Ранним утром 17 (29) ноября через один из мостов промчалась повозка Наполеона, окруженная плотным кольцом гвардейцев. Плацдарм, отбитый французским авангардом, спас Императора…
На этот раз он уже не смотрел по сторонам. Вжавшись в сиденье и тяжело дыша, Наполеон в своей медвежьей шубе сейчас больше походил на беспокойного медведя-шатуна. И почти всю дорогу ехал с закрытыми глазами. Кругом слышались крики его доблестных солдат, приветствовавших своего Императора:
– Vivat L’empereur! Vivat L’empereur!..
Через день, в девять утра, по приказу Императора мосты через Березину были сожжены[226]
. Сотни обозов с ранеными и беженцами останутся на левом берегу. Над рекой еще долго будет стоять неумолчный вопль отчаявшихся людей. Берег постепенно наполнялся казаками…Граф Гохберг: «Наступил день, но солдаты с усердием работали над разрушением мостов. Ужасное зрелище представляли многочисленные больные и раненые, оставшиеся на противоположном берегу, которые теперь должны были достаться неприятелю. Ни одно перо не может описать нашей скорби… Вместо раненого маршала Удино команду над 2-м корпусом принял маршал Ней; он прежде всего поспешил сорганизовать арьергард, в состав которого вошли остатки 3-го и 5-го корпусов. В этих отрядах, где насчитывалось до сражения при Березине около 9500 человек, из которых 1500 было кавалеристов, было теперь всего только 1800 человек пехотинцев и 500 кавалеристов».

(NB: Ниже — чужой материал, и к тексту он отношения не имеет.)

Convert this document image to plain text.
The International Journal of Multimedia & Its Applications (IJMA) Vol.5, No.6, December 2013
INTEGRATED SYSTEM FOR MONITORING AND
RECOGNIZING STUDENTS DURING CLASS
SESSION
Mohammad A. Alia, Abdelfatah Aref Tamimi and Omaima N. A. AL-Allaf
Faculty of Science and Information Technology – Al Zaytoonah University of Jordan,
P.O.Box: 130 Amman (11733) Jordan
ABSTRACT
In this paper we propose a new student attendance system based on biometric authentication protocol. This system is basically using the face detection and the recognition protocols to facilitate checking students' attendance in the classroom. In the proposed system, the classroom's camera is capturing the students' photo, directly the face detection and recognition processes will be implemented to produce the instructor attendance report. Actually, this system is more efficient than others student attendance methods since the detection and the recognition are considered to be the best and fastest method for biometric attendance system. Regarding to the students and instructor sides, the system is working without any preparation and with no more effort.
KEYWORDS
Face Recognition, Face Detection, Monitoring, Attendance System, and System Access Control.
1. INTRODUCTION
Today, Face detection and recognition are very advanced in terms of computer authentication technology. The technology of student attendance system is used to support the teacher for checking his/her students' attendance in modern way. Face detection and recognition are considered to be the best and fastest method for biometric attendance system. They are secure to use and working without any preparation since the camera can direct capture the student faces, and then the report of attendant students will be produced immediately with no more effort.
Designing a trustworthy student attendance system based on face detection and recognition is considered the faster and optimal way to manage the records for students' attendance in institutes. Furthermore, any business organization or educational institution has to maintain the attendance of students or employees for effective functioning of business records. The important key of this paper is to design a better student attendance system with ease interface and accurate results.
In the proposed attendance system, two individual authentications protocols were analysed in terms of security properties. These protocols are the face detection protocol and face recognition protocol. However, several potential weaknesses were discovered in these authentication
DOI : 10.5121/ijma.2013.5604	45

Армия Бонапарта напоминала мартовский снег: начав таять, снег очень быстро превращается в нечто бесформенное, называемое водой. Лао-цзы…
* * *
Левый берег Березины, как вспоминали очевидцы, представлял из себя горы трупов. Дорога, ведущая к реке, выглядела некой «улицей мертвых тел». Хуже всего приходилось раненым.
Из воспоминаний русского инженера Мартоса:
«Невольный ужас овладел нашими сердцами. Представьте себе широкую извилистую реку, которая была, как только позволял видеть глаз, вся покрыта человеческими трупами; некоторые уже начинали замерзать. Здесь было царство смерти, которая блестела во всем ее разрушении… Первый представившийся нам предмет была женщина, провалившаяся и затертая льдом; одна рука ее отрублена и висела, другой она держала грудного младенца. Малютка ручонками обвился около шеи матери; она еще была жива, она еще устремляла глаза на мужчину, который тоже провалился, но уже замерз; между ними на льду лежало мертвое дитя… Ветер и мороз были прежестокие, все дороги замело снегом, по ближнему полю шатались толпами французы. Одни кое-где разводили огонь и садились к нему, другие резали у лошадей мясо и глодали их кости, жарили его, ели сырым».